Grouping database table columns the right way

3 min read

Does it matter what order the columns are aligned in? This may come as a bit of a surprise, but it does, and different order in table schema may result in a big difference on your server storage space. For example, do you know how many artists have recorded albums with several to tens of tracks in each? About a couple of millions artists with one to several tens of albums and even more songs.

Even if a table contains the same data, the order of the columns can affect how much space it takes up on the disk. Here is an abstract example:

CREATE TABLE test_table ( i1 int,
i2 int,
i3 int,
v1 varchar(100),
v2 varchar(100),
v3 varchar(100)
);

INSERT INTO test_table SELECT 1, 2, 3, 'abcd', 'abcd', 'abcd' FROM generate_series(1, 10000000);

There is now a table with six columns. The table contains three columns of integer data and three columns of VARCHAR data. The second statement included 10 million additional rows.

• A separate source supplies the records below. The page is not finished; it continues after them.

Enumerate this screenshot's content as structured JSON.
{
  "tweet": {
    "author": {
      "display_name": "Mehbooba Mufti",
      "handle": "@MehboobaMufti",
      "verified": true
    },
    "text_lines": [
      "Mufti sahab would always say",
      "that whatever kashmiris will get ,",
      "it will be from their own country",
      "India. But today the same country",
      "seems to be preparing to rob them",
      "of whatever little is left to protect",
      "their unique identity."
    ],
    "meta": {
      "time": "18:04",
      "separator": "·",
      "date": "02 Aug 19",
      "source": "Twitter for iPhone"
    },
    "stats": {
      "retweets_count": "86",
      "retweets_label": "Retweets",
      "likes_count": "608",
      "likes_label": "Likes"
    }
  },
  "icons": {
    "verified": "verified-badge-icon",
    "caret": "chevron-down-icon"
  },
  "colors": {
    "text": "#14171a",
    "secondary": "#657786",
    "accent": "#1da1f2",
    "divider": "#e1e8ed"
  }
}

It's easy to create a list of numbers using the generate_series command. The generate_series is not utilized in this example. The function is only being used by me to repeat the static data from the SELECT clause. Now, let’s check the table size:

test=# SELECT pg_size_pretty(pg_relation_size('test_table'));
pg_size_pretty
----------------
574 MB
(1 row)

The size of a table in bytes is returned by the pg relation size function. This is somewhat unhelpful in case of a large relation because users could easily end up with extremely large, difficult-to-read numbers. As a result, the pg_size function call should be used to wrap the return value of the pg_relation_size function. This makes the size much more useful because the data is returned in a more readable format.

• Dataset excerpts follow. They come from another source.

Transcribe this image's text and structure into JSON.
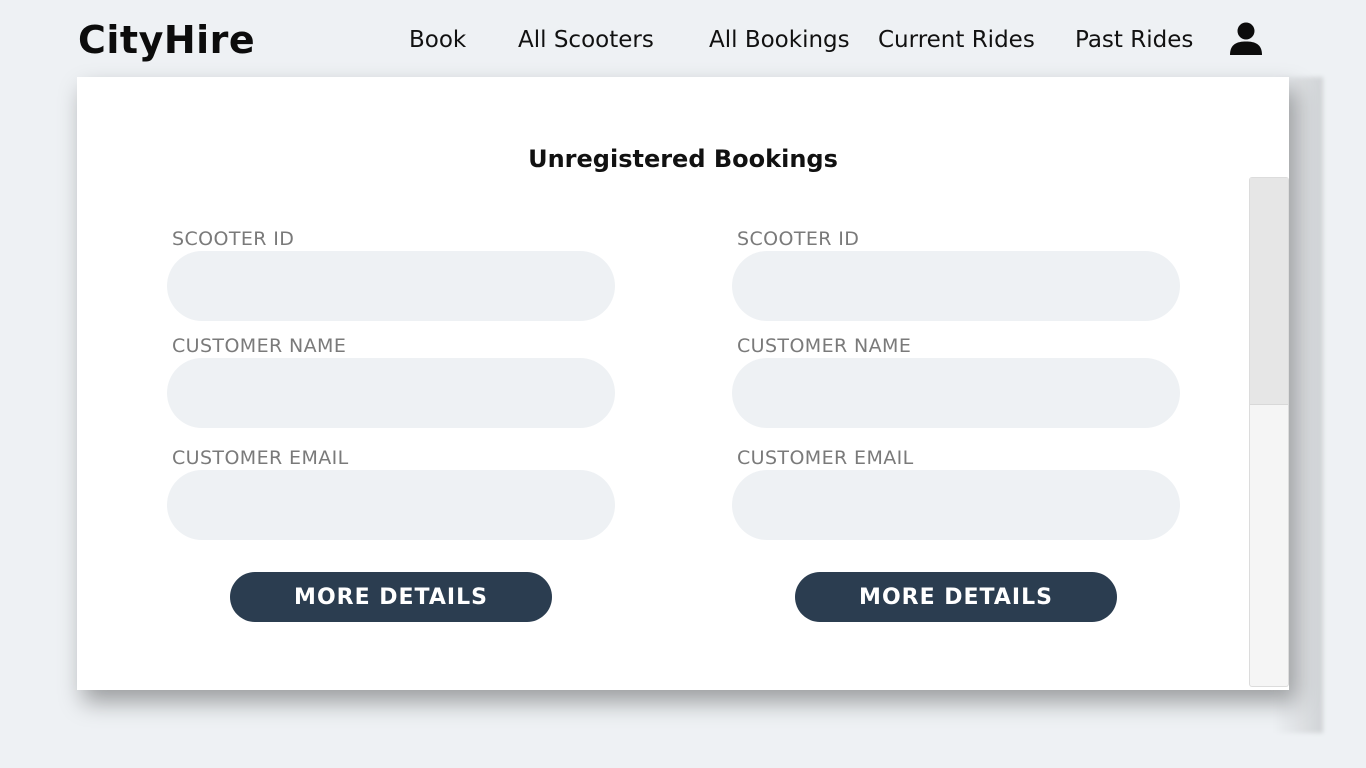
{
  "header": {
    "brand": "CityHire",
    "nav": [
      {
        "label": "Book"
      },
      {
        "label": "All Scooters"
      },
      {
        "label": "All Bookings"
      },
      {
        "label": "Current Rides"
      },
      {
        "label": "Past Rides"
      }
    ],
    "profile_icon": "user-icon"
  },
  "main": {
    "title": "Unregistered Bookings",
    "bookings": [
      {
        "scooter_id_label": "SCOOTER ID",
        "scooter_id_value": "",
        "customer_name_label": "CUSTOMER NAME",
        "customer_name_value": "",
        "customer_email_label": "CUSTOMER EMAIL",
        "customer_email_value": "",
        "button_label": "MORE DETAILS"
      },
      {
        "scooter_id_label": "SCOOTER ID",
        "scooter_id_value": "",
        "customer_name_label": "CUSTOMER NAME",
        "customer_name_value": "",
        "customer_email_label": "CUSTOMER EMAIL",
        "customer_email_value": "",
        "button_label": "MORE DETAILS"
      }
    ]
  },
  "colors": {
    "background": "#eef1f4",
    "panel": "#ffffff",
    "button": "#2b3d50",
    "label": "#7a7a7a"
  }
}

Let's try the same example once more. This time, the columns are arranged differently, but the rest of the example is exactly the same.

test=# CREATE TABLE test_table ( v1 varchar(100),
i1 int,
v2 varchar(100),
i2 int,
v3 varchar(100),
i3 int
);

test=# INSERT INTO test_table SELECT 'abcd', 10, 'abcd', 20, 'abcd', 30 FROM generate_series(1, 10000000);

test=# SELECT pg_size_pretty(pg_relation_size('test_table'));
pg_size_pretty
----------------
651 MB
(1 row)

Despite the fact that the data in the table has not changed, it has significantly expanded. Alignment, which can be found deep within the source code, is the cause of this issue.

According to the theory, a CPU needs more operations to deal with the field that does not begin at a multiplier of word-size unique to a specific CPU model. As a result, databases like PostgreSQL will physically align data within this rule.

The main idea is that it can make sense to arrange columns with related data types close to one another. Of course, the content has a significant impact on both the outcome and the potential size difference. In this example, using "abc" instead of "abcd" would have produced identical results because both table versions with the same schema would have had the same size on server storage.